Povertà educativa: Unicef, proseguono le attività del progetto “Lost in education”, oltre 4500 ragazzi coinvolti

Proseguono le attività del progetto “Lost in education” rivolto a 4.500 ragazzi e ragazze, 900 famiglie, 600 docenti e 255 attori sociali per il contrasto alla povertà educativa minorile. Il progetto, sostenuto da “Con i Bambini”, nell’ambito del Fondo per il contrasto della povertà educativa minorile, che vede l’Unicef Italia come capofila in collaborazione con Arciragazzi (nazionale, Sicilia, Liguria, Lazio, Lombardia, Taranto) e con Arci Liguria, sarà realizzato in 20 scuole secondarie di primo e secondo grado di 7 regioni in Italia e ha l’obiettivo di “rendere questi ragazzi e ragazze, insieme con i loro genitori e insegnanti, consapevoli del cambiamento che possono operare nella società diventando essi stessi ‘pontieri’ tra scuole e altri attori della comunità educante”. “La povertà educativa lede il diritto dei bambini e dei ragazzi ad avere una educazione di qualità: – si legge in una nota diffusa oggi dall’Unicef – la realizzazione delle piene potenzialità dei minorenni è un ‘bene comune’ e ne sono tutti responsabili.

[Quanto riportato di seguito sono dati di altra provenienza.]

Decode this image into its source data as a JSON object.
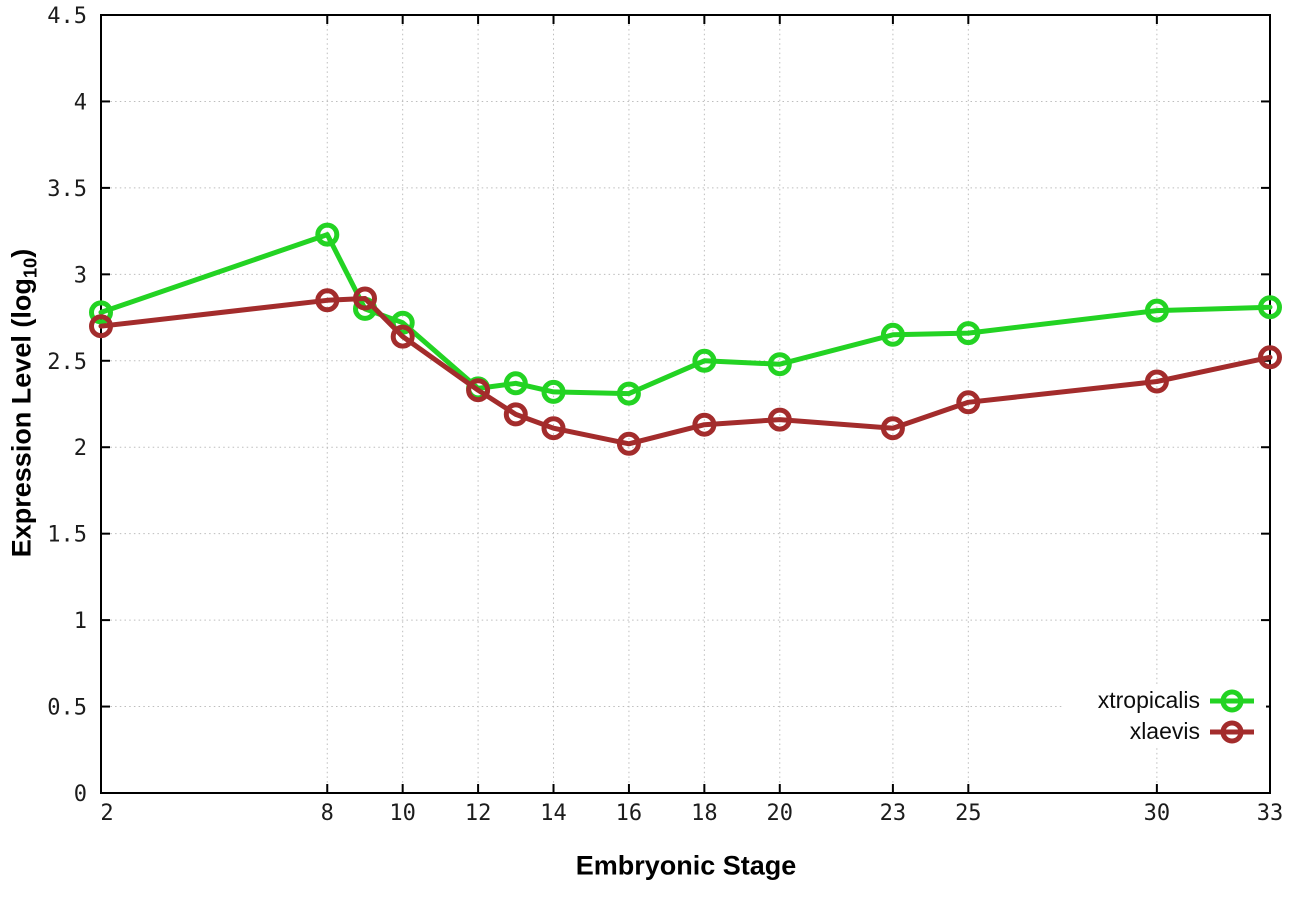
{
  "figure": {
    "background": "#ffffff",
    "axis_color": "#000000",
    "grid_color": "#bdbdbd",
    "tick_label_color": "#1c1c1c"
  },
  "chart_data": {
    "type": "line",
    "title": "",
    "xlabel": "Embryonic Stage",
    "ylabel": "Expression Level (log10)",
    "ylabel_parts": {
      "main": "Expression Level (log",
      "sub": "10",
      "close": ")"
    },
    "xlim": [
      2,
      33
    ],
    "ylim": [
      0,
      4.5
    ],
    "x_tick_values": [
      2,
      8,
      10,
      12,
      14,
      16,
      18,
      20,
      23,
      25,
      30,
      33
    ],
    "x_tick_labels": [
      "2",
      "8",
      "10",
      "12",
      "14",
      "16",
      "18",
      "20",
      "23",
      "25",
      "30",
      "33"
    ],
    "y_tick_values": [
      0,
      0.5,
      1,
      1.5,
      2,
      2.5,
      3,
      3.5,
      4,
      4.5
    ],
    "y_tick_labels": [
      "0",
      "0.5",
      "1",
      "1.5",
      "2",
      "2.5",
      "3",
      "3.5",
      "4",
      "4.5"
    ],
    "grid": true,
    "grid_style": "dotted",
    "legend_position": "bottom-right",
    "marker": "open-circle",
    "x": [
      2,
      8,
      9,
      10,
      12,
      13,
      14,
      16,
      18,
      20,
      23,
      25,
      30,
      33
    ],
    "series": [
      {
        "name": "xtropicalis",
        "color": "#23d323",
        "values": [
          2.78,
          3.23,
          2.8,
          2.72,
          2.34,
          2.37,
          2.32,
          2.31,
          2.5,
          2.48,
          2.65,
          2.66,
          2.79,
          2.81
        ]
      },
      {
        "name": "xlaevis",
        "color": "#a32c2c",
        "values": [
          2.7,
          2.85,
          2.86,
          2.64,
          2.33,
          2.19,
          2.11,
          2.02,
          2.13,
          2.16,
          2.11,
          2.26,
          2.38,
          2.52
        ]
      }
    ]
  }
}
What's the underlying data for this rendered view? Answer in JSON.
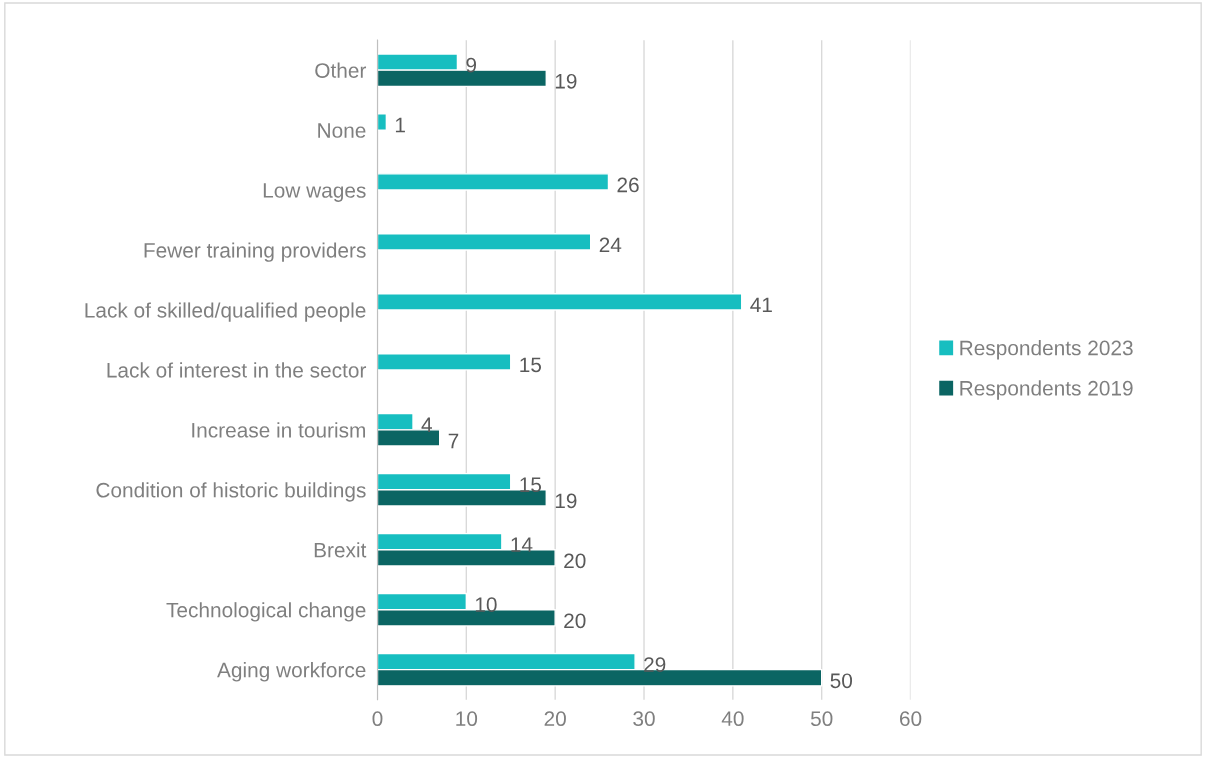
{
  "chart_data": {
    "type": "bar",
    "orientation": "horizontal",
    "categories": [
      "Other",
      "None",
      "Low wages",
      "Fewer training providers",
      "Lack of skilled/qualified people",
      "Lack of interest in the sector",
      "Increase in tourism",
      "Condition of historic buildings",
      "Brexit",
      "Technological change",
      "Aging workforce"
    ],
    "series": [
      {
        "name": "Respondents 2023",
        "color": "#17bec0",
        "values": [
          9,
          1,
          26,
          24,
          41,
          15,
          4,
          15,
          14,
          10,
          29
        ]
      },
      {
        "name": "Respondents 2019",
        "color": "#0b6563",
        "values": [
          19,
          null,
          null,
          null,
          null,
          null,
          7,
          19,
          20,
          20,
          50
        ]
      }
    ],
    "xlim": [
      0,
      60
    ],
    "xticks": [
      0,
      10,
      20,
      30,
      40,
      50,
      60
    ],
    "grid": "x",
    "legend": "right",
    "data_labels": true
  }
}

Si tratta di lavorare perché la comunità diventi educante, partendo dalle risorse di un luogo, sia in termini di servizi disponibili sia di capitale sociale e umano”. Già in questi giorni a Roma, si svolge il workshop per docenti e operatori “Costruire comunità educanti, insieme!”, introdotto dal presidente dell’Unicef Italia Francesco Samengo e dal coordinatore delle attività istituzionali dell’impresa sociale “Con i Bambini”, Alessandro Martina, alla presenza di Camillo Cantelli, presidente nazionale Arciragazzi.. In questa occasione verrà lanciata una video animazione per spiegare ai ragazzi e alle ragazze l’importanza del loro ruolo per costruire insieme ai loro genitori, insegnanti e attori sociali, comunità più inclusive e eque.